Wife Dying of Cancer No Option for Aid in Dyingby Chris

Back

Letter to the Editor
Montana Standard
March 19, 2013

I wish my wife had the option to discuss aid in dying with her physician.

My name is David “Doc” Moore. I am the current Republican Representative from House District 91 in Missoula County. Eleven years ago my wife passed away from Stage 4 malignant melanoma. She fought the disease for five years, and her quality of life was good up until the final three weeks, when she went downhill fast. My wife was a strong woman, but when her cancer came back it had spread to her lungs, liver, spleen and brain. The cancer in her liver was crushing her from the inside out making her breathing labored. When she finally slipped into a coma, we thought there would be relief.

Unfortunately, it was clear from her facial expressions and the constant death rattle that she was still suffering. Her pain ended only when she died. This was before the Baxter decision, so my wife did not have the option to use aid in dying. I wish she had the option to discuss this choice with her physician.

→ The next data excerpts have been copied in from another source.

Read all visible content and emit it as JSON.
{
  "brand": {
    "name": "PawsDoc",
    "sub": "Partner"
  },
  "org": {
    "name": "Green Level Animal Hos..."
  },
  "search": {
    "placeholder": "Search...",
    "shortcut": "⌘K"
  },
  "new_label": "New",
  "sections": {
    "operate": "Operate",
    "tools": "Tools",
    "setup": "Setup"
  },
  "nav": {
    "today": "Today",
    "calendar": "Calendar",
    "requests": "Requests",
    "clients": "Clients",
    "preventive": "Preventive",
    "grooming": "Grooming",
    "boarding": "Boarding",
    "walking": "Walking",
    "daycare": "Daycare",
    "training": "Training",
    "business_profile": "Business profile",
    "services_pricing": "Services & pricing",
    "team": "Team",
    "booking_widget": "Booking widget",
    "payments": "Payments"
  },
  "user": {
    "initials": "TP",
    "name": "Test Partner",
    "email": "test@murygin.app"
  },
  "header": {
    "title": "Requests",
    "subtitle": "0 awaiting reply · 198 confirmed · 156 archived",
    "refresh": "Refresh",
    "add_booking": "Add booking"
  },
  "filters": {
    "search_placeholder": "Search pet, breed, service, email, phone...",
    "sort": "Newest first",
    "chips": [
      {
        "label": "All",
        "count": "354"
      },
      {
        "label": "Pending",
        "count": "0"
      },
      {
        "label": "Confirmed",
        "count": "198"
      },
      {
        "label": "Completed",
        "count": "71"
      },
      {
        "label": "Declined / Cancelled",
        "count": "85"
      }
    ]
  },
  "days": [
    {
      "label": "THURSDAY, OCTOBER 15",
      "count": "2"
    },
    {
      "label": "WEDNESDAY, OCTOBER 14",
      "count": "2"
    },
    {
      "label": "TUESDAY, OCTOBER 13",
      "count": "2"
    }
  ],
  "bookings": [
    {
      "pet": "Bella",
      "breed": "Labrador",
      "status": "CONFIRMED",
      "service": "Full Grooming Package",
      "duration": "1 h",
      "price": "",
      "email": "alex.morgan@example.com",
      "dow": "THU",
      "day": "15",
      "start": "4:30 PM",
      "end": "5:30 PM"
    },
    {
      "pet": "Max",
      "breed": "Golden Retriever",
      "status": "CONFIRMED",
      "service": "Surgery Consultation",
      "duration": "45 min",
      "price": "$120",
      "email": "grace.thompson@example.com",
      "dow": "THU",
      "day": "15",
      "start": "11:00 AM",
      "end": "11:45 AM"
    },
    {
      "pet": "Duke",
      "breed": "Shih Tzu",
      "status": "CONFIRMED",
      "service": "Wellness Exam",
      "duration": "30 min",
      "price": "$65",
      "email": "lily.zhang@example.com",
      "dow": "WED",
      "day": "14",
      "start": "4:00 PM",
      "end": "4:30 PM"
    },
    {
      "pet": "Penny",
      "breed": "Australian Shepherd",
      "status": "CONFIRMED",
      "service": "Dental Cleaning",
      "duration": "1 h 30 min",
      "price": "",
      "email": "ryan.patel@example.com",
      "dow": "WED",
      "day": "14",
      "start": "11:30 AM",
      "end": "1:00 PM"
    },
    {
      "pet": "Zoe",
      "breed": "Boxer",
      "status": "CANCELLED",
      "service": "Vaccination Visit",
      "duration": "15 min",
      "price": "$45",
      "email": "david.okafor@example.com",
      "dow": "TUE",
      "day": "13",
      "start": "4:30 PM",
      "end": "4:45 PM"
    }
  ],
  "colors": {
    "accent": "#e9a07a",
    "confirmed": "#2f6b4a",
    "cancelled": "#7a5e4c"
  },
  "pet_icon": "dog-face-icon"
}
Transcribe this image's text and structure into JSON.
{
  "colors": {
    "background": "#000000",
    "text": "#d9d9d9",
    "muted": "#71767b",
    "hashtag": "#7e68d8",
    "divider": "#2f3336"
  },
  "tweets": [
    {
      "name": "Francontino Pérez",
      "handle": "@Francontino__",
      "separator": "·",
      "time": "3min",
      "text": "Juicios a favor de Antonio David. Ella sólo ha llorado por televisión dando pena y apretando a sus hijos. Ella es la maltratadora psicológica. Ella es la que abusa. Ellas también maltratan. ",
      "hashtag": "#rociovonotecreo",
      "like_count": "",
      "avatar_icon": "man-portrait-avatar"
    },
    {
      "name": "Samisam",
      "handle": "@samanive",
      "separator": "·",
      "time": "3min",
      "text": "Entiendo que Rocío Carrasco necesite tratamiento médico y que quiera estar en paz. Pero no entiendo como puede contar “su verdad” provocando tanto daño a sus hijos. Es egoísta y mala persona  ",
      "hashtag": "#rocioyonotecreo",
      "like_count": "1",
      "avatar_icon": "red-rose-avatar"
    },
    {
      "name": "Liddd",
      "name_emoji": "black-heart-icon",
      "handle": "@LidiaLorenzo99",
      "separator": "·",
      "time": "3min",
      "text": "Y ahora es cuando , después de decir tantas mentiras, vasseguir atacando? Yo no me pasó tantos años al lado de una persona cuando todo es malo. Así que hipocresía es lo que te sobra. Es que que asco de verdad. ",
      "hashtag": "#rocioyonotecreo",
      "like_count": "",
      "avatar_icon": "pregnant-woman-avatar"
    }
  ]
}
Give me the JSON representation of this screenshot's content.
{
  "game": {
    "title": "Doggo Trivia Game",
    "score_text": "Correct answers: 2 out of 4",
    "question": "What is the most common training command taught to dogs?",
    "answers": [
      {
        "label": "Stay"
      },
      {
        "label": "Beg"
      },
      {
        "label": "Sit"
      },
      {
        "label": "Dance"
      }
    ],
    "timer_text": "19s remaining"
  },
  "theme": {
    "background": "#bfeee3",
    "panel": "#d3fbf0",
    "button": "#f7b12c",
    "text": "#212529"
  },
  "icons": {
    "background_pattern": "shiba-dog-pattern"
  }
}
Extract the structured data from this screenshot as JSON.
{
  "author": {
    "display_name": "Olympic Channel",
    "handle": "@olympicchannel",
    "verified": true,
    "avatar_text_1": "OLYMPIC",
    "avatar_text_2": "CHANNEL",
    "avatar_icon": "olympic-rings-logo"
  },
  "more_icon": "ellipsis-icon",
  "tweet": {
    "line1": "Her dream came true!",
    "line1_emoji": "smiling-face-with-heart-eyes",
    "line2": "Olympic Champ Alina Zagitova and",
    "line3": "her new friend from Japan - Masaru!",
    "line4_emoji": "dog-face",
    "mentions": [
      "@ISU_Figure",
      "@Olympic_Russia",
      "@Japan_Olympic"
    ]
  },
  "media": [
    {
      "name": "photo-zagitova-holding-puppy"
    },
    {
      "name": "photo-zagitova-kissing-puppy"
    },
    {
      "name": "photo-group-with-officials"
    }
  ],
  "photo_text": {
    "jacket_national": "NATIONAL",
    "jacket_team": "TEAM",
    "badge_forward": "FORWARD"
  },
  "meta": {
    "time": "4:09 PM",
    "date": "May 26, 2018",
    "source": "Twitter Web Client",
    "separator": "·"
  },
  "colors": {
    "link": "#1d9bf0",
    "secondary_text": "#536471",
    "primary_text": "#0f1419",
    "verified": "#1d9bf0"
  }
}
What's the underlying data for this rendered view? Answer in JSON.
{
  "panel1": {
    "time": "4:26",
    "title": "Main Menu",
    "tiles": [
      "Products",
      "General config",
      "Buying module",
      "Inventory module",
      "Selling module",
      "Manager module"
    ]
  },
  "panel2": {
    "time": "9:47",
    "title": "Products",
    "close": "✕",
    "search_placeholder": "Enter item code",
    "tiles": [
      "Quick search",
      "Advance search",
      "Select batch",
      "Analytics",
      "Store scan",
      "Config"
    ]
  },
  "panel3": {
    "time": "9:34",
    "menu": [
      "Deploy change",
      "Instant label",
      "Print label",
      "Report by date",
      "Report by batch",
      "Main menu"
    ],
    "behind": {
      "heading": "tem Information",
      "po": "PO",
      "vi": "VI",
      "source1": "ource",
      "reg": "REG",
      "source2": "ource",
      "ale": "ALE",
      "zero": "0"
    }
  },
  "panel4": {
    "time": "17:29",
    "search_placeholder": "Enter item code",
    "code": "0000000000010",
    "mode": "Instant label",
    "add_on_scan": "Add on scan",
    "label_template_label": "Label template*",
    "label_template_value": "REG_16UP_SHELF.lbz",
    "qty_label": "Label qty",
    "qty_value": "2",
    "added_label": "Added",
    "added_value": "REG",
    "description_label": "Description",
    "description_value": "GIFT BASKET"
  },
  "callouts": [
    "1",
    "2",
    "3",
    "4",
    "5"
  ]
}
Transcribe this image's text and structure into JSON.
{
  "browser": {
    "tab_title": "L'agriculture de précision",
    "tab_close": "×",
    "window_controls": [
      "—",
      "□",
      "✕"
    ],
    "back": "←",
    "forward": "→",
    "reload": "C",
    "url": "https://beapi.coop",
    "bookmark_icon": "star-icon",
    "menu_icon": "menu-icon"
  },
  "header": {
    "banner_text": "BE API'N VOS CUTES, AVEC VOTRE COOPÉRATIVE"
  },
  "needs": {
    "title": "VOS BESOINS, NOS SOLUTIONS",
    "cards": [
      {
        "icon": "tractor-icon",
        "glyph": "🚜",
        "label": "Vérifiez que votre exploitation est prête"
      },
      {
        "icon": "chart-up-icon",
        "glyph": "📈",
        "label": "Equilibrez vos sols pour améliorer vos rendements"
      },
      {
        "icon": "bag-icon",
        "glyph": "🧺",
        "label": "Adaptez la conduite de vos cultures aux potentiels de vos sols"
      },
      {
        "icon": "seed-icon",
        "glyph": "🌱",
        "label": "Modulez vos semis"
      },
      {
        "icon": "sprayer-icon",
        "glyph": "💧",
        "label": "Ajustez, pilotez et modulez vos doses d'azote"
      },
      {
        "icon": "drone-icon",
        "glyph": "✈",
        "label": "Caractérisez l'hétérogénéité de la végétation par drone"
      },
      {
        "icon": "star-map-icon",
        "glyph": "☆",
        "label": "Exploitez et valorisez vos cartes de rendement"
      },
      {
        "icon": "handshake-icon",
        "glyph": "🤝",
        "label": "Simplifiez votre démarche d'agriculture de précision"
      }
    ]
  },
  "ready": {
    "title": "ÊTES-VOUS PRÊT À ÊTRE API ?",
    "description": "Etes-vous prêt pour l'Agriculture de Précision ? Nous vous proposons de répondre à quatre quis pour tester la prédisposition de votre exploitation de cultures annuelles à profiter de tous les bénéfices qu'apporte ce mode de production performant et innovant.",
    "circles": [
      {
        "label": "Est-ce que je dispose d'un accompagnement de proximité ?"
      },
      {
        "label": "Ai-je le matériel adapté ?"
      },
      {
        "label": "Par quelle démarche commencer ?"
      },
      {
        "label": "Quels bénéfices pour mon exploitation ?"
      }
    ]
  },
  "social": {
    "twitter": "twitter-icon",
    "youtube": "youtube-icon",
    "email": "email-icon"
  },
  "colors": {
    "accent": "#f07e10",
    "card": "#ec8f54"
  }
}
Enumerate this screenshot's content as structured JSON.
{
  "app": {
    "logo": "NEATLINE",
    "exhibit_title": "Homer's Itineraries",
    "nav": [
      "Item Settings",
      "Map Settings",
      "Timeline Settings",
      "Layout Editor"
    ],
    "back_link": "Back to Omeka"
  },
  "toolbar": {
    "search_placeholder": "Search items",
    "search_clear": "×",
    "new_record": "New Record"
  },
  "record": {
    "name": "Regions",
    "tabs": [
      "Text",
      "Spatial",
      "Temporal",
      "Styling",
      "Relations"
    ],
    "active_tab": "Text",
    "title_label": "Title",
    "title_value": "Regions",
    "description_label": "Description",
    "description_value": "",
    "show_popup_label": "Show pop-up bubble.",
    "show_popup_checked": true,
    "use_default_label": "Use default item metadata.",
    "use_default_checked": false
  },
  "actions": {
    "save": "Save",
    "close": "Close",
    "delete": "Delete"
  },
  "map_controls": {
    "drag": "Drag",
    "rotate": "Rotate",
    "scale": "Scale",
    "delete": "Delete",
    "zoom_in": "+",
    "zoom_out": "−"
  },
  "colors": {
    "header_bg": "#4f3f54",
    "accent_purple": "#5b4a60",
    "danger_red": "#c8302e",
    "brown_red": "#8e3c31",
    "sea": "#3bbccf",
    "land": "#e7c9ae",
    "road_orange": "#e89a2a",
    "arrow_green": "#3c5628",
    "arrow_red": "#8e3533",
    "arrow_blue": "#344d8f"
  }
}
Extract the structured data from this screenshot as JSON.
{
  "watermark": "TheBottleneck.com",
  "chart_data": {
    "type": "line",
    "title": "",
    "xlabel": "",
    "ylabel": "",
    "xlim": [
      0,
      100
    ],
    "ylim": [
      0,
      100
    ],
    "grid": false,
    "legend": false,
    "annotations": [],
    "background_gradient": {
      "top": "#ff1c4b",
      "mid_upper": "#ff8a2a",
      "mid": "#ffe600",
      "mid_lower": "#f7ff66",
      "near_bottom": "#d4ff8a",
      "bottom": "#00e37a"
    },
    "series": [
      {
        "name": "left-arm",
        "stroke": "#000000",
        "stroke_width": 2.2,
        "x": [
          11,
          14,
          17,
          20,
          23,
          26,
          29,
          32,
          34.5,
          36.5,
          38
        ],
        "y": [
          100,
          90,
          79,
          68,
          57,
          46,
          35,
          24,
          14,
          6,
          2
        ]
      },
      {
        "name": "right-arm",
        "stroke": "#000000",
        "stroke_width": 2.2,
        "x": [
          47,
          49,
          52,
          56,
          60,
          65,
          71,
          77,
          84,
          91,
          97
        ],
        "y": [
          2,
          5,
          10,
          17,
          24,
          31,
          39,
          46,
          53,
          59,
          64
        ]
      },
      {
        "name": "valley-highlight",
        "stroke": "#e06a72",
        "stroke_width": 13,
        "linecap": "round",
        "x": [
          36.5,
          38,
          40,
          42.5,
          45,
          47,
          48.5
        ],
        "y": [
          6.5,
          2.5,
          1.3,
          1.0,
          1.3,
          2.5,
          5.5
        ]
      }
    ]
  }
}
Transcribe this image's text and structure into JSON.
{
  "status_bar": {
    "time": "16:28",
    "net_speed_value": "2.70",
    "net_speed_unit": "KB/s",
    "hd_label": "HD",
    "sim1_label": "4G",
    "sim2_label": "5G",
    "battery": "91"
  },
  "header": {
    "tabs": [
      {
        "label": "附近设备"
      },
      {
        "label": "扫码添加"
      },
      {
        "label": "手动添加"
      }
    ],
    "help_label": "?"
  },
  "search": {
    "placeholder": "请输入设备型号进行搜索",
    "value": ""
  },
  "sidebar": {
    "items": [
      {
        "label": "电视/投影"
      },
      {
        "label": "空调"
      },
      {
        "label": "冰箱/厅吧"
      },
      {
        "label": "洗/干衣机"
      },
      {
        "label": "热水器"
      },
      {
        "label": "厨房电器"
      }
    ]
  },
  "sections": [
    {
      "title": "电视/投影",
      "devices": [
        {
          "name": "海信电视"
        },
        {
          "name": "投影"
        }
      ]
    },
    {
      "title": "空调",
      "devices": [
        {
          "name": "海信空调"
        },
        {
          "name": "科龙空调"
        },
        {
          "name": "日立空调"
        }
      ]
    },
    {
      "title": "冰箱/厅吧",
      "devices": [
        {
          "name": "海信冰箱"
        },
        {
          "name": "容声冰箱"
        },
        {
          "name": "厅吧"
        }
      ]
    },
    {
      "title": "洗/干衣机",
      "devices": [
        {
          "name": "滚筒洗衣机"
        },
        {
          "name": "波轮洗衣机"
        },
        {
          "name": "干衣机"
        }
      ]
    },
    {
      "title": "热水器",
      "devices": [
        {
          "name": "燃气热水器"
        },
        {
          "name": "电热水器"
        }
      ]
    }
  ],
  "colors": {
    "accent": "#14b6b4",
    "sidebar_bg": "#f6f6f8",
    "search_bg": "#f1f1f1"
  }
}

Most Montanans agree that it is not the government’s role to interfere in private medical decisions.

Politicians are the last people needed at the bedside of a dying person. House Bill 505 would allow the government to undermine the sacred relationship between doctor and patient. It is so broadly written that physicians will be scared of being second-guessed by prosecutors and legislators when treating dying patients for pain.

In Helena, we like to know what regular folks are thinking. Please email the Senate Judiciary Committee using the MT.gov website and call your senator at 406-444-4800. Tell them to VOTE NO on House Bill 505. Don’t put doctors in prison.